Technical analysis is a tool used by traders and investors to determine the probability of a certain price action scenario based on trends and patterns. The basics of this discipline boil down to supply and demand.
Technical analysts determine supply and demand levels from which price could react as well as patterns showing strength/exhaustion of buying or selling pressure. These are then used to build a plausible price projection with specific invalidation points of the scenario in order to take a position in the market and drive capital appreciation.
In order to understand how these patterns form, it is necessary to have a clear image of what price charts represent. A price chart is the representation of every past action of all market participants. Price charts represent the supply and demand of a certain asset. With the acquisition of enough data, technical analysts believe they can determine which prices are considered being a “bargain” and what prices are “expensive”.
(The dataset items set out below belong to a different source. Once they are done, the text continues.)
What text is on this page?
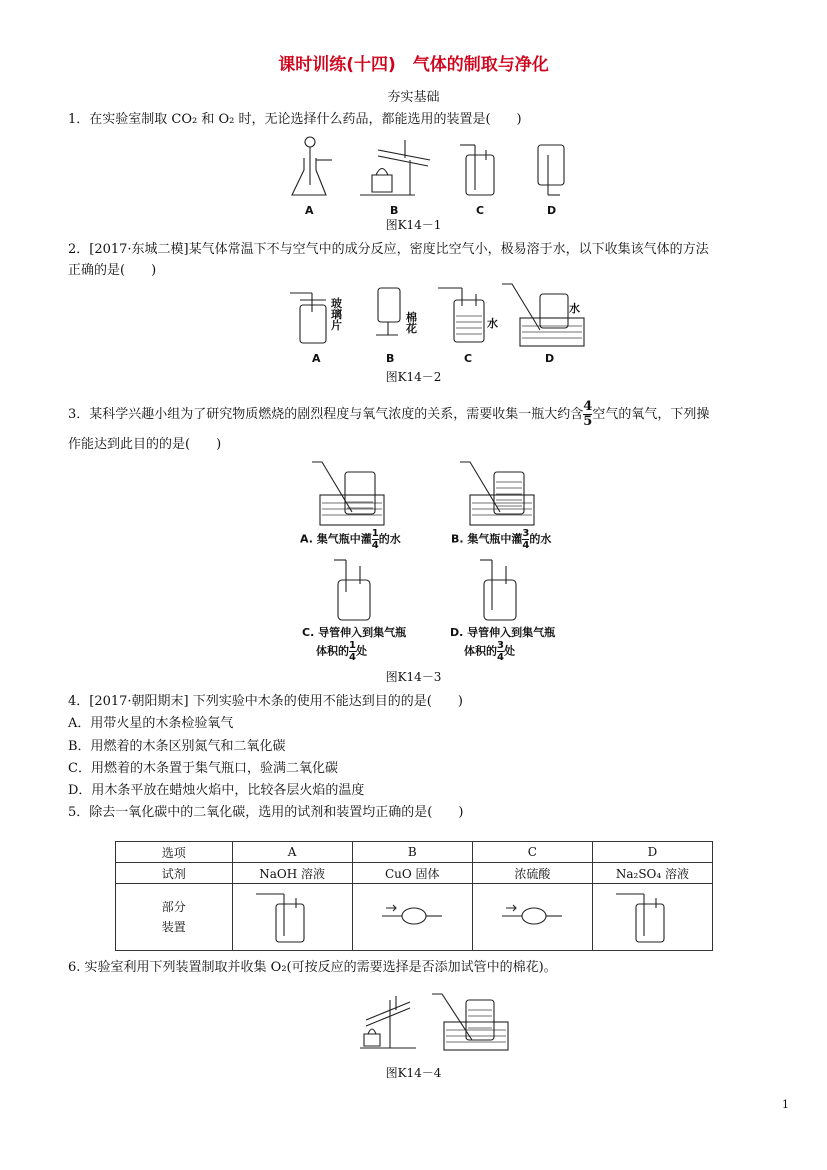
课时训练(十四)　气体的制取与净化
夯实基础
1．在实验室制取 CO₂ 和 O₂ 时，无论选择什么药品，都能选用的装置是(　　)
A	B	C	D
图K14－1
2．[2017·东城二模]某气体常温下不与空气中的成分反应，密度比空气小，极易溶于水，以下收集该气体的方法
正确的是(　　)
玻璃片
棉花	水
水
A	B	C	D
图K14－2
3．某科学兴趣小组为了研究物质燃烧的剧烈程度与氧气浓度的关系，需要收集一瓶大约含 $\frac{4}{5}$ 空气的氧气，下列操
作能达到此目的的是(　　)
A. 集气瓶中灌 $\frac{1}{4}$ 的水	B. 集气瓶中灌 $\frac{3}{4}$ 的水
C. 导管伸入到集气瓶
体积的 $\frac{1}{4}$ 处
D. 导管伸入到集气瓶
体积的 $\frac{3}{4}$ 处
图K14－3
4．[2017·朝阳期末] 下列实验中木条的使用不能达到目的的是(　　)
A．用带火星的木条检验氧气
B．用燃着的木条区别氮气和二氧化碳
C．用燃着的木条置于集气瓶口，验满二氧化碳
D．用木条平放在蜡烛火焰中，比较各层火焰的温度
5．除去一氧化碳中的二氧化碳，选用的试剂和装置均正确的是(　　)
选项	A	B	C	D
试剂	NaOH 溶液	CuO 固体	浓硫酸	Na₂SO₄ 溶液

部分
装置

6. 实验室利用下列装置制取并收集 O₂(可按反应的需要选择是否添加试管中的棉花)。
图K14－4
1
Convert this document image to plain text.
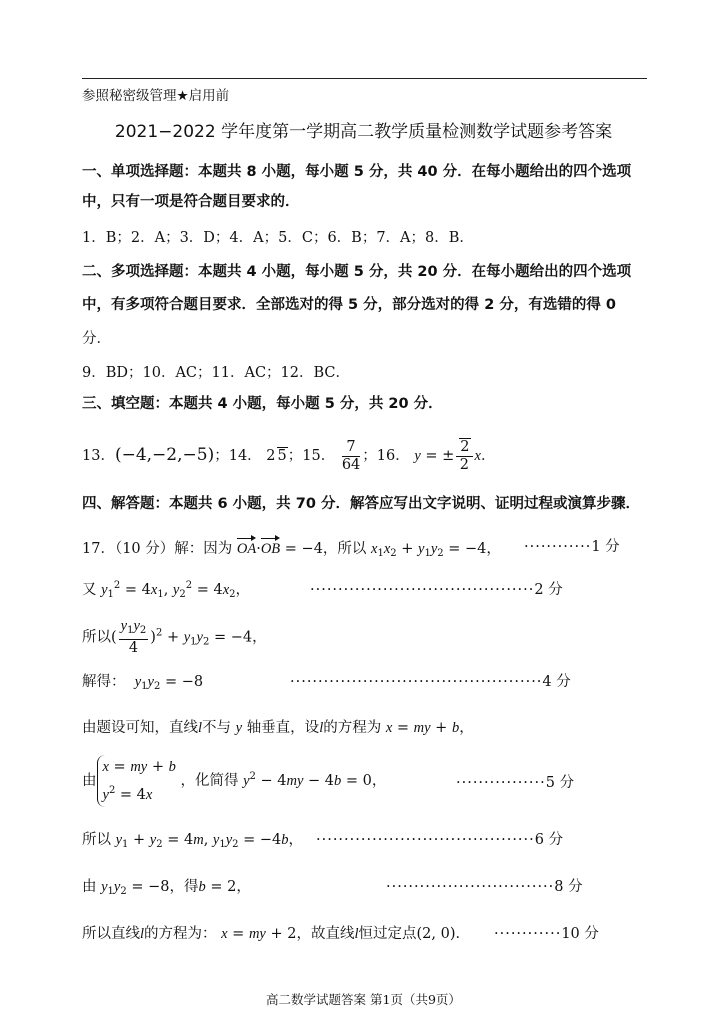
参照秘密级管理★启用前
2021−2022 学年度第一学期高二教学质量检测数学试题参考答案
一、单项选择题：本题共 8 小题，每小题 5 分，共 40 分．在每小题给出的四个选项
中，只有一项是符合题目要求的．
1．B；2．A；3．D；4．A；5．C；6．B；7．A；8．B．
二、多项选择题：本题共 4 小题，每小题 5 分，共 20 分．在每小题给出的四个选项
中，有多项符合题目要求．全部选对的得 5 分，部分选对的得 2 分，有选错的得 0
分．
9．BD；10．AC；11．AC；12．BC．
三、填空题：本题共 4 小题，每小题 5 分，共 20 分．
13．(−4,−2,−5)；14． 2 5；15． $\frac{7}{64}$ ；16． y = ± $\frac{2}{2}$ x．
四、解答题：本题共 6 小题，共 70 分．解答应写出文字说明、证明过程或演算步骤．
17．（10 分）解：因为 OA·OB = −4，所以 $x_1x_2 + y_1y_2 = -4$， ············1 分
又 $y_1^2 = 4x_1$, $y_2^2 = 4x_2$，	········································2 分
所以( $\frac{y_1y_2}{4} )^2 + y_1y_2 = -4$，
解得： $y_1y_2 = -8$	·············································4 分
由题设可知，直线l不与 y 轴垂直，设l的方程为 x = my + b，
由x = my + b
$y^2 = 4x$ ，化简得 $y^2 - 4my - 4b = 0$，	················5 分
所以 $y_1 + y_2 = 4m$, $y_1y_2 = -4b$， ·······································6 分
由 $y_1y_2 = -8$，得b = 2，	······························8 分
所以直线l的方程为： x = my + 2，故直线l恒过定点(2, 0)． ············10 分
高二数学试题答案 第1页（共9页）
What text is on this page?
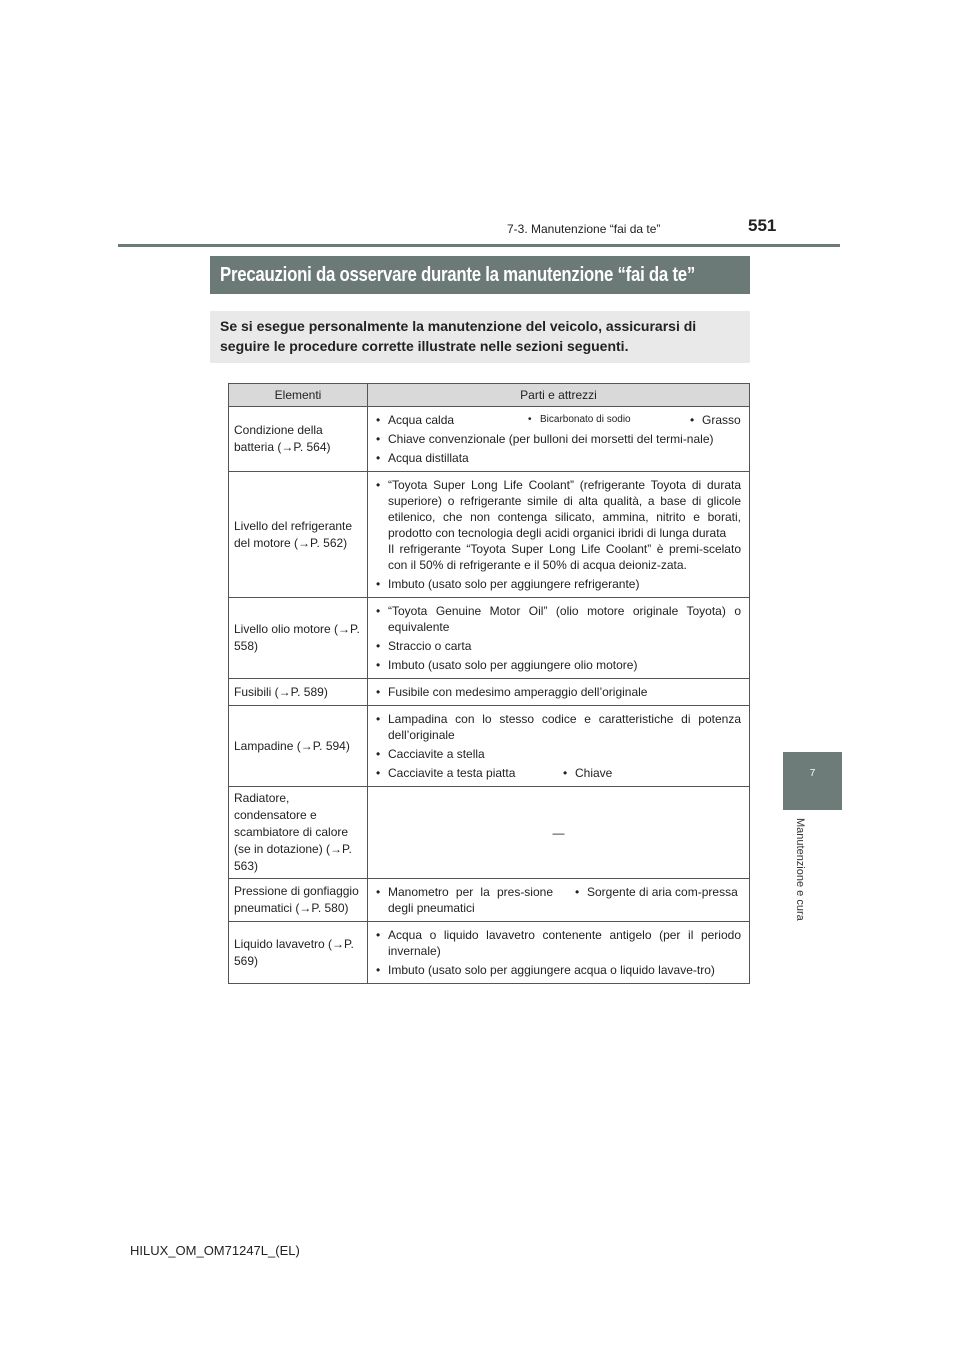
7-3. Manutenzione “fai da te”	551
7
Manutenzione e cura
Precauzioni da osservare durante la manutenzione “fai da te”
Se si esegue personalmente la manutenzione del veicolo, assicurarsi di seguire le procedure corrette illustrate nelle sezioni seguenti.
Elementi	Parti e attrezzi
Condizione della batteria (→P. 564)	• Acqua calda • Bicarbonato di sodio • Grasso
• Chiave convenzionale (per bulloni dei morsetti del termi-nale)
• Acqua distillata

Livello del refrigerante del motore (→P. 562)	• “Toyota Super Long Life Coolant” (refrigerante Toyota di durata superiore) o refrigerante simile di alta qualità, a base di glicole etilenico, che non contenga silicato, ammina, nitrito e borati, prodotto con tecnologia degli acidi organici ibridi di lunga durata
Il refrigerante “Toyota Super Long Life Coolant” è premi-scelato con il 50% di refrigerante e il 50% di acqua deioniz-zata.
• Imbuto (usato solo per aggiungere refrigerante)

Livello olio motore (→P. 558)	• “Toyota Genuine Motor Oil” (olio motore originale Toyota) o equivalente
• Straccio o carta
• Imbuto (usato solo per aggiungere olio motore)

Fusibili (→P. 589)	• Fusibile con medesimo amperaggio dell’originale

Lampadine (→P. 594)	• Lampadina con lo stesso codice e caratteristiche di potenza dell’originale
• Cacciavite a stella
• Cacciavite a testa piatta • Chiave

Radiatore, condensatore e scambiatore di calore (se in dotazione) (→P. 563)	—
Pressione di gonfiaggio pneumatici (→P. 580)	• Manometro per la pres-sione degli pneumatici
• Sorgente di aria com-pressa

Liquido lavavetro (→P. 569)	• Acqua o liquido lavavetro contenente antigelo (per il periodo invernale)
• Imbuto (usato solo per aggiungere acqua o liquido lavave-tro)
HILUX_OM_OM71247L_(EL)
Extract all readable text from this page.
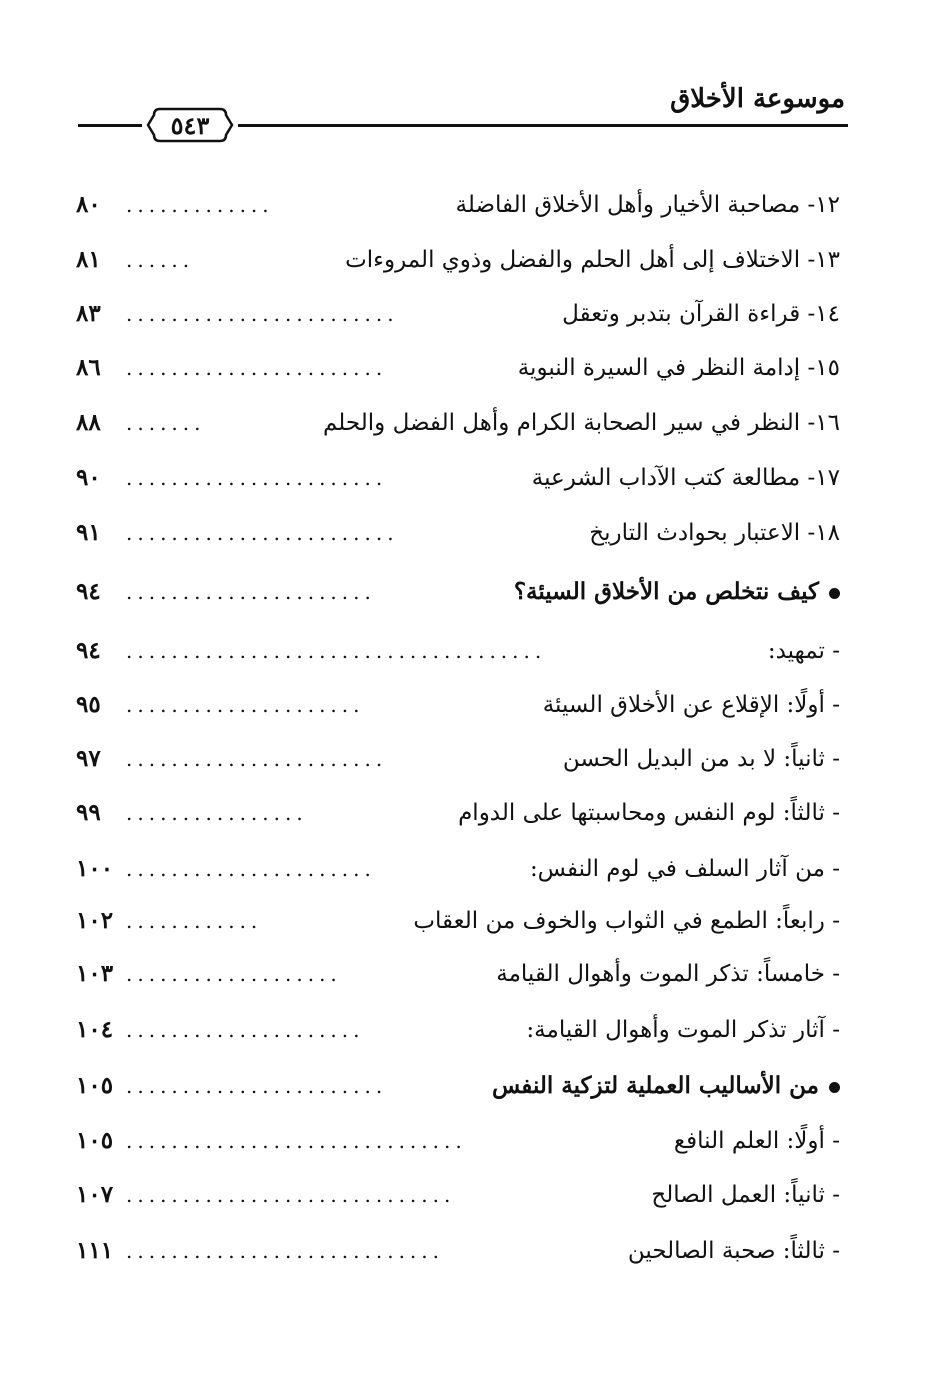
موسوعة الأخلاق
٥٤٣
١٢- مصاحبة الأخيار وأهل الأخلاق الفاضلة
.............
٨٠
١٣- الاختلاف إلى أهل الحلم والفضل وذوي المروءات
......
٨١
١٤- قراءة القرآن بتدبر وتعقل
........................
٨٣
١٥- إدامة النظر في السيرة النبوية
.......................
٨٦
١٦- النظر في سير الصحابة الكرام وأهل الفضل والحلم
.......
٨٨
١٧- مطالعة كتب الآداب الشرعية
.......................
٩٠
١٨- الاعتبار بحوادث التاريخ
........................
٩١
كيف نتخلص من الأخلاق السيئة؟
......................
٩٤
- تمهيد:
.....................................
٩٤
- أولًا: الإقلاع عن الأخلاق السيئة
.....................
٩٥
- ثانياً: لا بد من البديل الحسن
.......................
٩٧
- ثالثاً: لوم النفس ومحاسبتها على الدوام
................
٩٩
- من آثار السلف في لوم النفس:
......................
١٠٠
- رابعاً: الطمع في الثواب والخوف من العقاب
............
١٠٢
- خامساً: تذكر الموت وأهوال القيامة
...................
١٠٣
- آثار تذكر الموت وأهوال القيامة:
.....................
١٠٤
من الأساليب العملية لتزكية النفس
.......................
١٠٥
- أولًا: العلم النافع
..............................
١٠٥
- ثانياً: العمل الصالح
.............................
١٠٧
- ثالثاً: صحبة الصالحين
............................
١١١
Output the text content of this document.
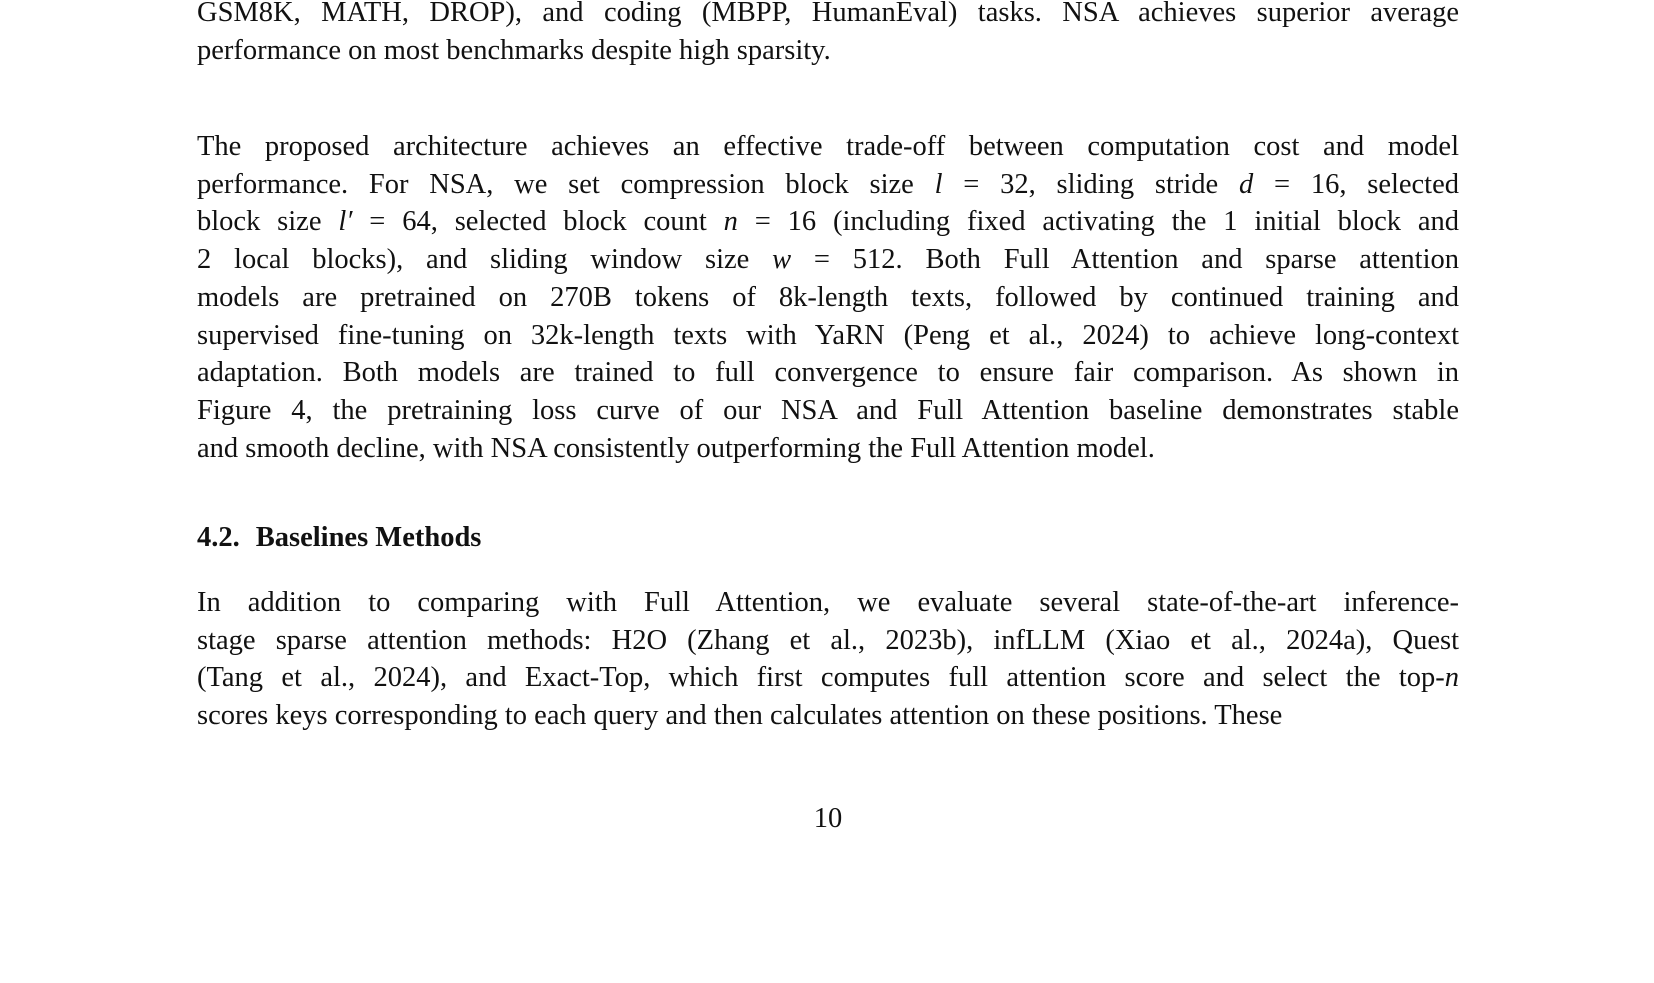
GSM8K, MATH, DROP), and coding (MBPP, HumanEval) tasks. NSA achieves superior average
performance on most benchmarks despite high sparsity.
The proposed architecture achieves an effective trade-off between computation cost and model
performance. For NSA, we set compression block size l = 32, sliding stride d = 16, selected
block size l′ = 64, selected block count n = 16 (including fixed activating the 1 initial block and
2 local blocks), and sliding window size w = 512. Both Full Attention and sparse attention
models are pretrained on 270B tokens of 8k-length texts, followed by continued training and
supervised fine-tuning on 32k-length texts with YaRN (Peng et al., 2024) to achieve long-context
adaptation. Both models are trained to full convergence to ensure fair comparison. As shown in
Figure 4, the pretraining loss curve of our NSA and Full Attention baseline demonstrates stable
and smooth decline, with NSA consistently outperforming the Full Attention model.
4.2. Baselines Methods
In addition to comparing with Full Attention, we evaluate several state-of-the-art inference-
stage sparse attention methods: H2O (Zhang et al., 2023b), infLLM (Xiao et al., 2024a), Quest
(Tang et al., 2024), and Exact-Top, which first computes full attention score and select the top-n
scores keys corresponding to each query and then calculates attention on these positions. These
10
Technical analysis mainly employs three different philosophies:
- The first one being that price discounts everything; meaning that whatever news event or other fundamental information is already expressed by the price.
- Unlike the Efficient Market Hypothesis, it assumes that past prices and movements can help determine future prices.
- Price action is always moving in a trend, which can be different on different timeframes.
There are many schools, that fall under the “Technical Analysis” category, that utilise a variety of different tools or a combination of them. Most analysts consider that the most complex one is “Elliott Wave Theory”, it was developed by Ralph Nelson Elliott in the 1930s. Which relates investor psychology to price action and considers every move to either be an impulse or a retracement.